Flintknapping was used for centuries by Native Americans before forged metal was invented.

The Moundsville Native American FestivalThe Moundsville Native American Festival

The Living History Camp

The Living History Camp is the next attraction at the Moundsville Native American Festival, and it is set up to resemble a hunting camp.

This hunting camp shows the visitor how Native Americans prepared food they ate during the late 17th and early 18th century.

This food includes wild game they would kill, several types of wild plants, as well as corn, beans and squash they would grow.

It also demonstrates items that they would make to trade with and includes deer hides, beads, as well as other metal goods.

It also brings the visitors into their living world by the use of smell, sights, and sounds that were found in these camps.

The presenters are dressed in the clothing from those periods and help to explain why the fur trade was so important to them during these times.

The Children’s Area

The next attraction at the Moundsville Native American Festival is the Children’s area, where children can experience what life was like to the Natives.

They can try of clothes from those time frames, as well as make their own beads and paint their own faces.

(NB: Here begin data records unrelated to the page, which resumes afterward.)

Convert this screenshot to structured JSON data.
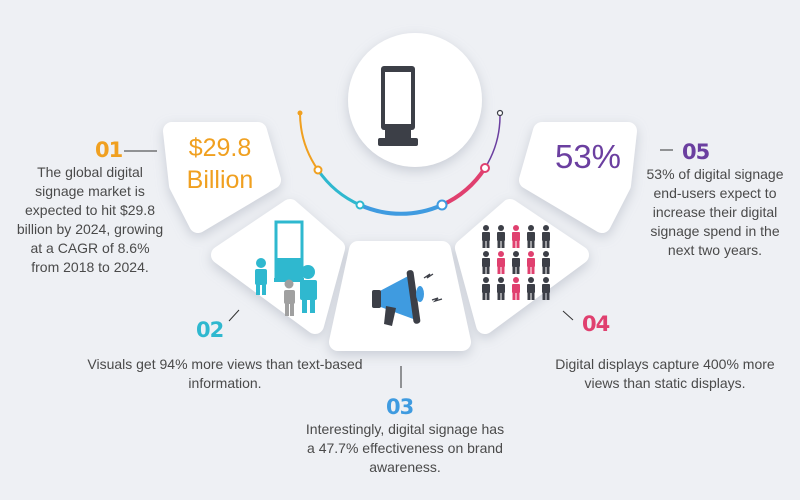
{
  "colors": {
    "orange": "#f0a020",
    "teal": "#2fb8cf",
    "blue": "#3f9be0",
    "pink": "#e0406f",
    "purple": "#6b3fa0",
    "dark": "#3c3f47",
    "bg": "#eef0f4"
  },
  "items": [
    {
      "number": "01",
      "highlight_line1": "$29.8",
      "highlight_line2": "Billion",
      "text": "The global digital signage market is expected to hit $29.8 billion by 2024, growing at a CAGR of 8.6% from 2018 to 2024.",
      "icon": "dollar-figure"
    },
    {
      "number": "02",
      "text": "Visuals get 94% more views than text-based information.",
      "icon": "people-at-kiosk-icon"
    },
    {
      "number": "03",
      "text": "Interestingly, digital signage has a 47.7% effectiveness on brand awareness.",
      "icon": "megaphone-icon"
    },
    {
      "number": "04",
      "text": "Digital displays capture 400% more views than static displays.",
      "icon": "people-grid-icon"
    },
    {
      "number": "05",
      "highlight": "53%",
      "text": "53% of digital signage end-users expect to increase their digital signage spend in the next two years.",
      "icon": "percent-figure"
    }
  ],
  "center_icon": "digital-kiosk-icon"
}
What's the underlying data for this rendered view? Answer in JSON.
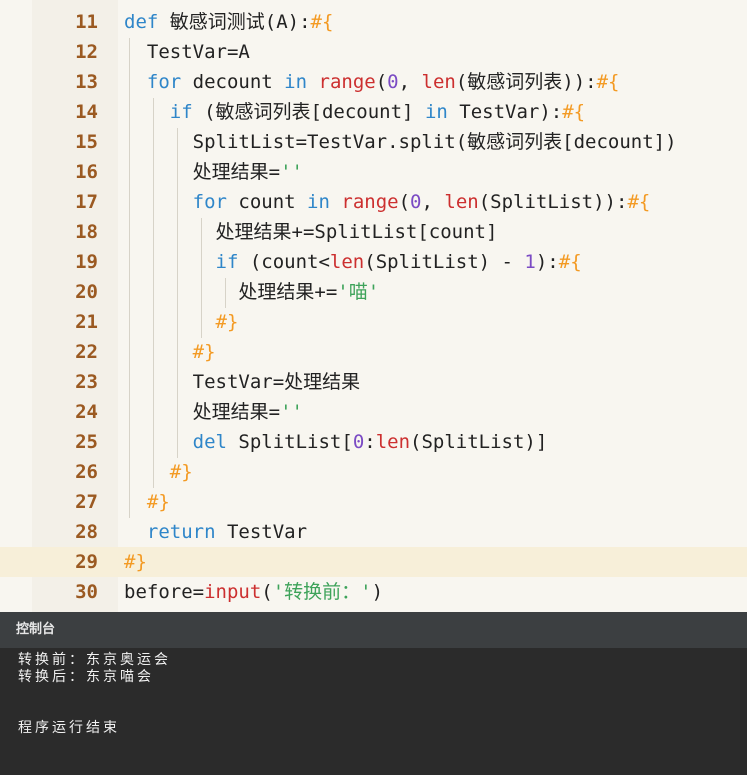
{
  "editor": {
    "current_line_number": "29",
    "lines": [
      {
        "n": "11",
        "tokens": [
          {
            "t": "def ",
            "c": "kw"
          },
          {
            "t": "敏感词测试(A):"
          },
          {
            "t": "#{",
            "c": "mark"
          }
        ]
      },
      {
        "n": "12",
        "tokens": [
          {
            "t": "  TestVar=A"
          }
        ]
      },
      {
        "n": "13",
        "tokens": [
          {
            "t": "  "
          },
          {
            "t": "for",
            "c": "kw"
          },
          {
            "t": " decount "
          },
          {
            "t": "in",
            "c": "kw"
          },
          {
            "t": " "
          },
          {
            "t": "range",
            "c": "fn"
          },
          {
            "t": "("
          },
          {
            "t": "0",
            "c": "num"
          },
          {
            "t": ", "
          },
          {
            "t": "len",
            "c": "fn"
          },
          {
            "t": "(敏感词列表)):"
          },
          {
            "t": "#{",
            "c": "mark"
          }
        ]
      },
      {
        "n": "14",
        "tokens": [
          {
            "t": "    "
          },
          {
            "t": "if",
            "c": "kw"
          },
          {
            "t": " (敏感词列表[decount] "
          },
          {
            "t": "in",
            "c": "kw"
          },
          {
            "t": " TestVar):"
          },
          {
            "t": "#{",
            "c": "mark"
          }
        ]
      },
      {
        "n": "15",
        "tokens": [
          {
            "t": "      SplitList=TestVar.split(敏感词列表[decount])"
          }
        ]
      },
      {
        "n": "16",
        "tokens": [
          {
            "t": "      处理结果="
          },
          {
            "t": "''",
            "c": "str"
          }
        ]
      },
      {
        "n": "17",
        "tokens": [
          {
            "t": "      "
          },
          {
            "t": "for",
            "c": "kw"
          },
          {
            "t": " count "
          },
          {
            "t": "in",
            "c": "kw"
          },
          {
            "t": " "
          },
          {
            "t": "range",
            "c": "fn"
          },
          {
            "t": "("
          },
          {
            "t": "0",
            "c": "num"
          },
          {
            "t": ", "
          },
          {
            "t": "len",
            "c": "fn"
          },
          {
            "t": "(SplitList)):"
          },
          {
            "t": "#{",
            "c": "mark"
          }
        ]
      },
      {
        "n": "18",
        "tokens": [
          {
            "t": "        处理结果+=SplitList[count]"
          }
        ]
      },
      {
        "n": "19",
        "tokens": [
          {
            "t": "        "
          },
          {
            "t": "if",
            "c": "kw"
          },
          {
            "t": " (count<"
          },
          {
            "t": "len",
            "c": "fn"
          },
          {
            "t": "(SplitList) - "
          },
          {
            "t": "1",
            "c": "num"
          },
          {
            "t": "):"
          },
          {
            "t": "#{",
            "c": "mark"
          }
        ]
      },
      {
        "n": "20",
        "tokens": [
          {
            "t": "          处理结果+="
          },
          {
            "t": "'喵'",
            "c": "str"
          }
        ]
      },
      {
        "n": "21",
        "tokens": [
          {
            "t": "        "
          },
          {
            "t": "#}",
            "c": "mark"
          }
        ]
      },
      {
        "n": "22",
        "tokens": [
          {
            "t": "      "
          },
          {
            "t": "#}",
            "c": "mark"
          }
        ]
      },
      {
        "n": "23",
        "tokens": [
          {
            "t": "      TestVar=处理结果"
          }
        ]
      },
      {
        "n": "24",
        "tokens": [
          {
            "t": "      处理结果="
          },
          {
            "t": "''",
            "c": "str"
          }
        ]
      },
      {
        "n": "25",
        "tokens": [
          {
            "t": "      "
          },
          {
            "t": "del",
            "c": "kw"
          },
          {
            "t": " SplitList["
          },
          {
            "t": "0",
            "c": "num"
          },
          {
            "t": ":"
          },
          {
            "t": "len",
            "c": "fn"
          },
          {
            "t": "(SplitList)]"
          }
        ]
      },
      {
        "n": "26",
        "tokens": [
          {
            "t": "    "
          },
          {
            "t": "#}",
            "c": "mark"
          }
        ]
      },
      {
        "n": "27",
        "tokens": [
          {
            "t": "  "
          },
          {
            "t": "#}",
            "c": "mark"
          }
        ]
      },
      {
        "n": "28",
        "tokens": [
          {
            "t": "  "
          },
          {
            "t": "return",
            "c": "kw"
          },
          {
            "t": " TestVar"
          }
        ]
      },
      {
        "n": "29",
        "tokens": [
          {
            "t": "#}",
            "c": "mark"
          }
        ]
      },
      {
        "n": "30",
        "tokens": [
          {
            "t": "before="
          },
          {
            "t": "input",
            "c": "fn"
          },
          {
            "t": "("
          },
          {
            "t": "'转换前：'",
            "c": "str"
          },
          {
            "t": ")"
          }
        ]
      }
    ]
  },
  "console": {
    "title": "控制台",
    "output": [
      "转换前：东京奥运会",
      "转换后：东京喵会",
      "",
      "",
      "程序运行结束"
    ]
  }
}
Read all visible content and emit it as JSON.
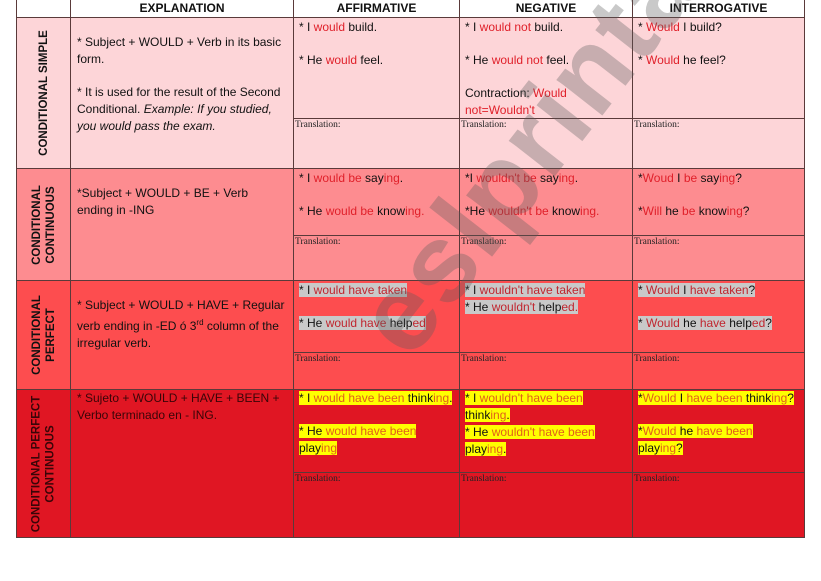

They can also play games the Native’s used to play like stickball, Indian football, and perhaps the most popular, “Tribal Twister”.

This game features a large painted map of the North American continent and highlights the homelands of the various tribes.

The Native American Stage

The final attraction at the Moundsville Native American Festival is the Native American Stage, which features dancers, storytellers, as well as musicians.

Here you can listen to the heartbeat of the music they played on their drums and rattles, as well as listen to some of their music with flutes.

Some of these performers have included Mary Youngblood, who was a Grammy Award winning flutist.

This attraction when blended with the amazing storytelling, is almost spell binding to new visitors.

This festival, although it is its 30th year, is still one on the best kept secrets in Alabama, and it is a great day trip for you and your family.